Business culture in Middle East

Business culture in the Arab Middle East is conducted in a fundamentally different way to that of western business. There is often no demarcation between personal and business life, timetables are frequently considered a guide rather than a master and deals rely much more on relationships, connections and trust than bits of paper. The result is that business relies on the honour of the individual and the spoken word carries more importance than the written contract.

The system which interconnects family and personal relationships is known as ‘wasta’, and it is important to abide by it and realise it can provide short cuts to making business progress more quickly. Spending time building the right contacts and building a bank of favours can pay huge dividends.

Greetings between Arabs is based on Islamic exchange with the declaration ‘Asalamu alaykum’ – peace be with you, being the opening dialogue with the response being ‘wa alaykum salam’ – and peace be with you. Though westerners are not expected to use these greeting many do and it is appreciated. The handshakes that follow verbal greeting are long and it is important to wait for the other person to withdraw his hand. Let the other party judge the timing. In business it is common to use first names at nearly all occasions

For the westerner one of the biggest frustrations in business can be meetings. When first developing a new contact the purpose of meetings is not to negotiate or agree something. It is a medium for getting to know each other. And even when things progress to discussing business subjects meetings will not always run to an agenda. This can be frustrating as timetables overrun, but the temptation to clock watch must be resisted. Demonstrations of impatience are an insult.

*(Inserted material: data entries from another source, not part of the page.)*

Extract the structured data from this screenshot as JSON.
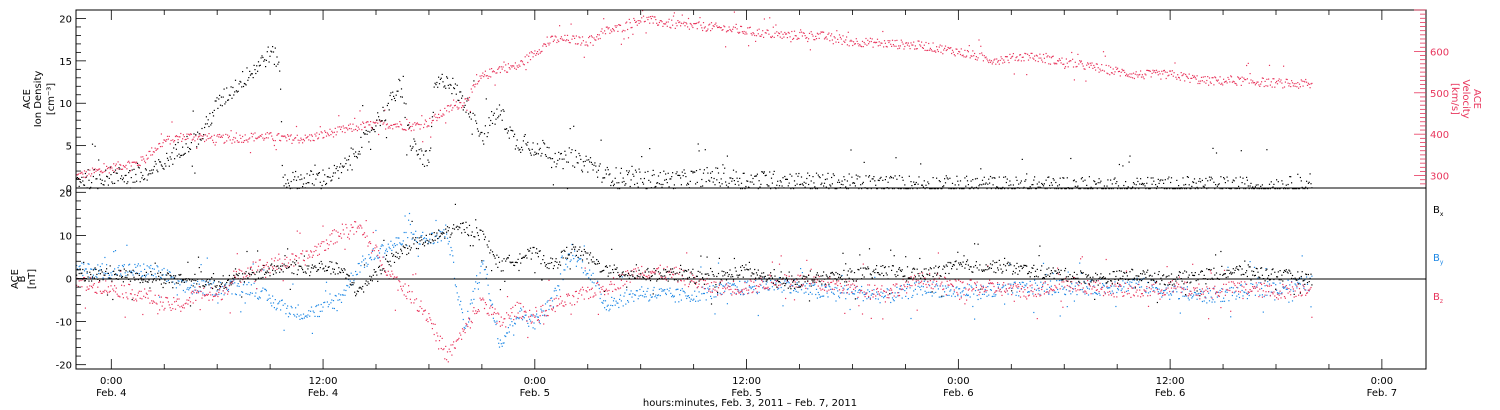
{
  "colors": {
    "black": "#000000",
    "red": "#e8365d",
    "blue": "#1e88e5",
    "frame": "#000000"
  },
  "chart_data": [
    {
      "type": "scatter",
      "panel": "top",
      "ylabel_left": [
        "ACE",
        "Ion Density",
        "[cm⁻³]"
      ],
      "ylabel_right": [
        "ACE",
        "Velocity",
        "[km/s]"
      ],
      "y_left_ticks": [
        "0",
        "5",
        "10",
        "15",
        "20"
      ],
      "y_left_lim": [
        0,
        21
      ],
      "y_right_ticks": [
        "300",
        "400",
        "500",
        "600"
      ],
      "y_right_lim": [
        270,
        700
      ],
      "x_hours_lim": [
        -2,
        74.5
      ],
      "series": [
        {
          "name": "Ion Density",
          "axis": "left",
          "color": "#000000",
          "x": [
            -2,
            0,
            2,
            2.7,
            3,
            4,
            5,
            6,
            7,
            8,
            9,
            9.5,
            9.7,
            10,
            11,
            12,
            13,
            14,
            14.5,
            15,
            15.5,
            16,
            16.3,
            16.8,
            17,
            17.5,
            18,
            18.3,
            19,
            20,
            20.5,
            21,
            21.5,
            22,
            22.5,
            23,
            23.5,
            24,
            24.5,
            25,
            25.5,
            26,
            26.5,
            27,
            28,
            30,
            32,
            34,
            36,
            38,
            40,
            42,
            44,
            46,
            48,
            50,
            52,
            54,
            56,
            58,
            60,
            62,
            64,
            66,
            67.5,
            68
          ],
          "y": [
            1,
            1.5,
            1.5,
            2.5,
            3,
            5,
            6,
            10,
            12,
            14,
            16,
            15,
            1,
            1,
            1,
            1.3,
            2,
            5,
            6,
            8,
            9,
            11,
            12,
            7,
            5,
            4,
            3,
            12,
            13,
            10,
            9,
            6,
            8,
            9,
            7,
            5,
            6,
            4,
            5,
            4,
            3,
            4,
            3,
            3,
            1.5,
            1.2,
            1,
            1.5,
            1,
            1,
            0.8,
            0.6,
            0.5,
            0.5,
            0.4,
            0.4,
            0.3,
            0.4,
            0.3,
            0.3,
            0.3,
            0.4,
            0.3,
            0.4,
            0.3,
            1
          ]
        },
        {
          "name": "Velocity",
          "axis": "right",
          "color": "#e8365d",
          "x": [
            -2,
            0,
            1,
            1.5,
            2,
            3,
            4,
            5,
            6,
            7,
            8,
            9,
            10,
            11,
            12,
            13,
            14,
            15,
            16,
            17,
            18,
            19,
            20,
            21,
            22,
            23,
            24,
            25,
            26,
            27,
            28,
            29,
            30,
            32,
            34,
            36,
            38,
            40,
            42,
            44,
            46,
            48,
            50,
            52,
            54,
            56,
            58,
            60,
            62,
            64,
            66,
            68
          ],
          "y": [
            300,
            320,
            330,
            330,
            350,
            385,
            395,
            395,
            390,
            390,
            395,
            395,
            390,
            390,
            400,
            410,
            420,
            425,
            425,
            420,
            430,
            460,
            480,
            540,
            560,
            565,
            600,
            630,
            630,
            625,
            650,
            660,
            680,
            665,
            660,
            650,
            640,
            640,
            625,
            620,
            615,
            600,
            580,
            590,
            575,
            560,
            545,
            545,
            530,
            530,
            525,
            520
          ]
        }
      ]
    },
    {
      "type": "scatter",
      "panel": "bottom",
      "ylabel_left": [
        "ACE",
        "B",
        "[nT]"
      ],
      "y_left_ticks": [
        "-20",
        "-10",
        "0",
        "10",
        "20"
      ],
      "y_left_lim": [
        -21,
        21
      ],
      "x_hours_lim": [
        -2,
        74.5
      ],
      "legend": [
        {
          "text": "B",
          "sub": "x",
          "color": "#000000"
        },
        {
          "text": "B",
          "sub": "y",
          "color": "#1e88e5"
        },
        {
          "text": "B",
          "sub": "z",
          "color": "#e8365d"
        }
      ],
      "legend_placement": "right",
      "series": [
        {
          "name": "Bx",
          "color": "#000000",
          "x": [
            -2,
            0,
            2,
            4,
            6,
            8,
            10,
            11,
            12,
            13,
            14,
            15,
            16,
            17,
            18,
            19,
            20,
            21,
            22,
            23,
            24,
            25,
            26,
            27,
            28,
            30,
            32,
            34,
            36,
            38,
            40,
            42,
            44,
            46,
            48,
            50,
            52,
            54,
            56,
            58,
            60,
            62,
            64,
            66,
            68
          ],
          "y": [
            1,
            1,
            0.5,
            0,
            -1,
            1,
            3,
            2,
            3,
            2,
            -3,
            2,
            5,
            8,
            9,
            11,
            12,
            10,
            3,
            5,
            6,
            3,
            7,
            5,
            2,
            1,
            1,
            0,
            2,
            -1,
            0,
            1,
            2,
            1,
            3,
            3,
            2,
            1,
            0,
            1,
            0,
            1,
            2,
            1,
            0
          ]
        },
        {
          "name": "By",
          "color": "#1e88e5",
          "x": [
            -2,
            0,
            2,
            3,
            4,
            6,
            8,
            9,
            10,
            11,
            12,
            13,
            14,
            15,
            16,
            17,
            18,
            19,
            20,
            21,
            22,
            23,
            24,
            25,
            26,
            27,
            28,
            30,
            32,
            34,
            36,
            38,
            40,
            42,
            44,
            46,
            48,
            50,
            52,
            54,
            56,
            58,
            60,
            62,
            64,
            66,
            68
          ],
          "y": [
            2,
            2,
            2,
            1,
            -2,
            -2,
            -2,
            -5,
            -7,
            -8,
            -7,
            -4,
            3,
            6,
            8,
            10,
            9,
            11,
            -12,
            5,
            -15,
            -8,
            -10,
            -5,
            6,
            2,
            -6,
            -3,
            -4,
            -3,
            -2,
            -1,
            -3,
            -3,
            -4,
            -2,
            -3,
            -3,
            -2,
            -2,
            -2,
            -1,
            -3,
            -4,
            -3,
            -2,
            -1
          ]
        },
        {
          "name": "Bz",
          "color": "#e8365d",
          "x": [
            -2,
            0,
            2,
            3,
            4,
            5,
            6,
            7,
            8,
            9,
            10,
            11,
            12,
            13,
            14,
            15,
            16,
            17,
            18,
            19,
            20,
            21,
            22,
            23,
            24,
            25,
            26,
            27,
            28,
            30,
            32,
            34,
            36,
            38,
            40,
            42,
            44,
            46,
            48,
            50,
            52,
            54,
            56,
            58,
            60,
            62,
            64,
            66,
            68
          ],
          "y": [
            -1,
            -2,
            -4,
            -6,
            -6,
            -3,
            -4,
            0,
            3,
            3,
            4,
            5,
            8,
            11,
            12,
            6,
            0,
            -4,
            -9,
            -18,
            -12,
            -5,
            -10,
            -7,
            -9,
            -6,
            -5,
            -3,
            -2,
            2,
            1,
            -2,
            -2,
            0,
            -1,
            -2,
            -3,
            0,
            -2,
            -2,
            -3,
            -1,
            -2,
            -3,
            -2,
            -3,
            -2,
            -3,
            -2
          ]
        }
      ]
    }
  ],
  "x_axis": {
    "tick_hours": [
      0,
      12,
      24,
      36,
      48,
      60,
      72
    ],
    "tick_times": [
      "0:00",
      "12:00",
      "0:00",
      "12:00",
      "0:00",
      "12:00",
      "0:00"
    ],
    "tick_dates": [
      "Feb. 4",
      "Feb. 4",
      "Feb. 5",
      "Feb. 5",
      "Feb. 6",
      "Feb. 6",
      "Feb. 7"
    ],
    "label": "hours:minutes, Feb.  3, 2011 – Feb.  7, 2011"
  }
}
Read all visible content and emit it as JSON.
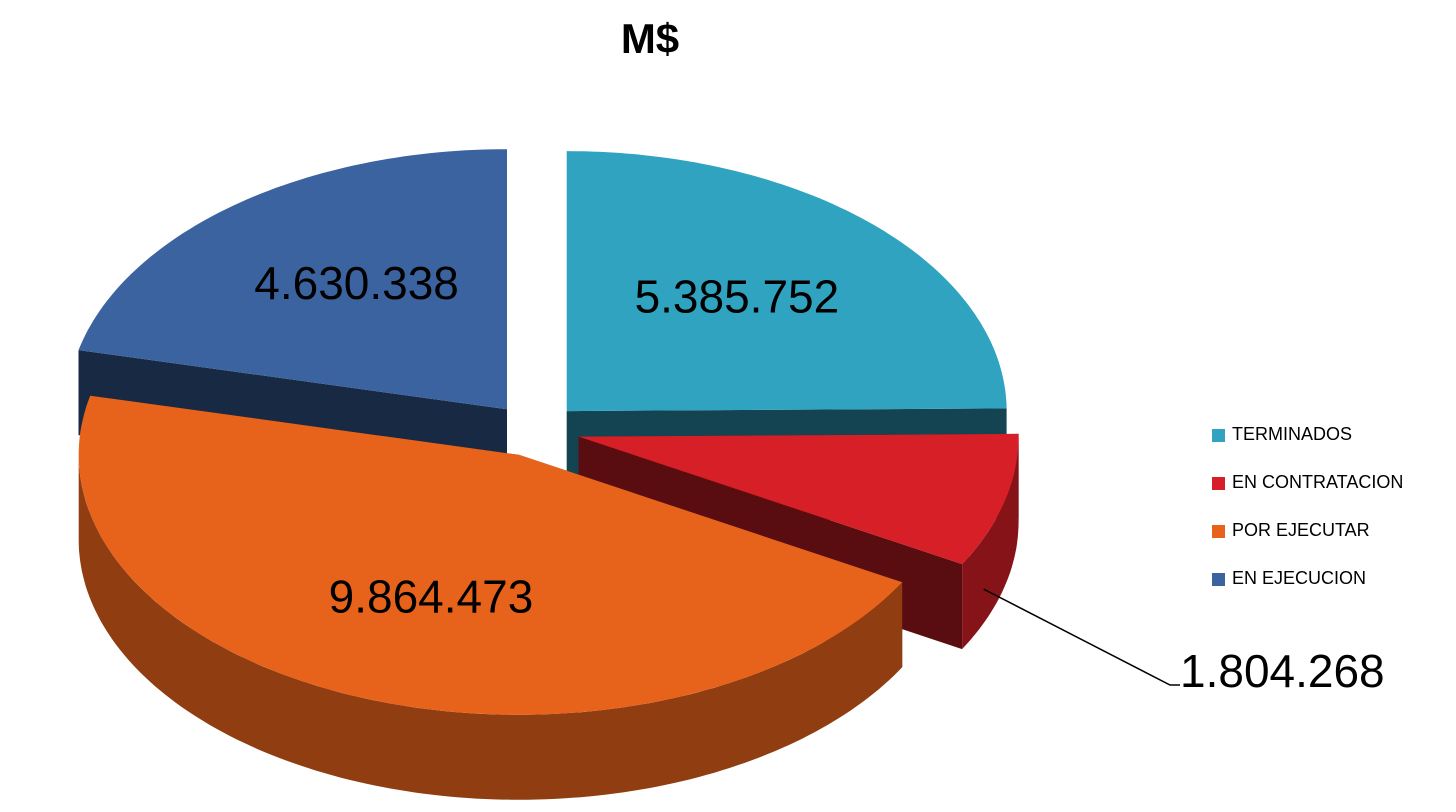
{
  "chart_data": {
    "type": "pie3d",
    "title": "M$",
    "categories": [
      "TERMINADOS",
      "EN CONTRATACION",
      "POR EJECUTAR",
      "EN EJECUCION"
    ],
    "values": [
      5385752,
      1804268,
      9864473,
      4630338
    ],
    "value_labels": [
      "5.385.752",
      "1.804.268",
      "9.864.473",
      "4.630.338"
    ],
    "colors": [
      "#2fa3c0",
      "#d71f27",
      "#e7631c",
      "#3a63a0"
    ],
    "legend": "right"
  }
}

Day to day etiquette is an area in which Western executives often fall down by failing to observe courtesies that often offend in the extreme. For example, directing the sole of the shoe towards someone even inadvertently can be viewed as a serious insult. The underneath of the shoe is considered unclean and revealing it toward someone even when doing something as innocuous as crossing legs when sitting down will offend.

Observation of Muslim religious practice varies from country to country. The nations of the UAE generally have a more liberal approach, but some, such as Saudi Arabia, have religious doctrine built into statutory law. It is best to research specific countries before a visit, and background on specific companies to establish whether they are Sharia law compliant. If they are it is important to take advice to ensure that religious rules are adhered to.

The role of women in business is dependent upon the degree of religious observation. The UAE is more relaxed than most other areas.

Business structure and management style is dependent on who owns the company. Those companies with their roots in the West will have recognisable flat management structures, but indigenous organizations are likely to be family owned with family members responsible for the daily running. Management structure will be hierarchy based with decisions being made at the top. But even the most junior manager may be well connected to a relative who is key to doing business, so it is important to show due consideration to managers at all levels.

Building business relationships in Arab cultures based on giving and acquiring respect will take time, and once established requires nurturing. This may be a time consuming process but it is necessary to do business successfully in Arab countries.